Closed-loop control of crystal shape in cooling crystallization of l-glutamic acid

Recent simulation research has proved the principle that it is possible to exercise closed-loop control over the particle shape of the crystals produced from cooling crystallisation processes through tracking an optimum temperature or supersaturation profile which can be obtained through optimisation using a morphological population balance (M-PB) model. Here, attention is given to experimentally designing a closed-loop control system on a real crystallisation process to produce the desired shape for rod-like crystals. An optimization algorithm was applied to an M-PB model developed for l-glutamic acid crystallisation to find the optimal profiles of cooling temperature and supersaturation that lead to the desired shape of β-form rod-like product crystals. A closed-loop feedback control system was designed to control the solution temperature or concentration to track the optimum trajectory. On a 1-l crystalliser, it was demonstrated that crystals of different shape can be obtained using the developed closed-loop control methodology.
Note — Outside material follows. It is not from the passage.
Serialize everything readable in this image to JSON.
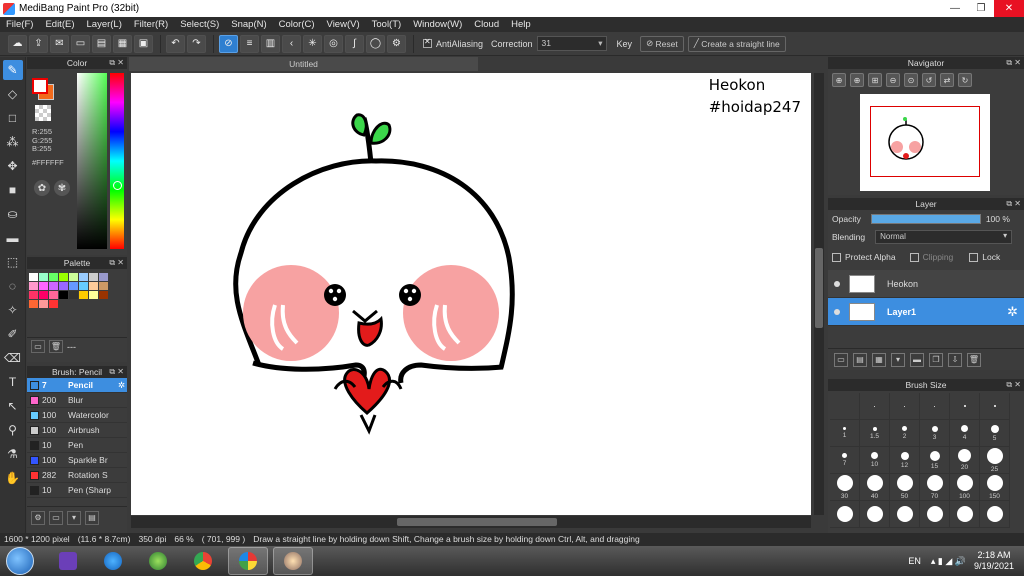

Both supersaturation control and temperature control are compared with each other, and also with constant supersaturation strategy in performance in achieving the final product shape.

► Closed-loop control of the shape of a population of crystals grown from solution is demonstrated in a real crystallisation process.
► This is made possible by applying optimisation to a newly proposed morphological population balance model for crystallisation.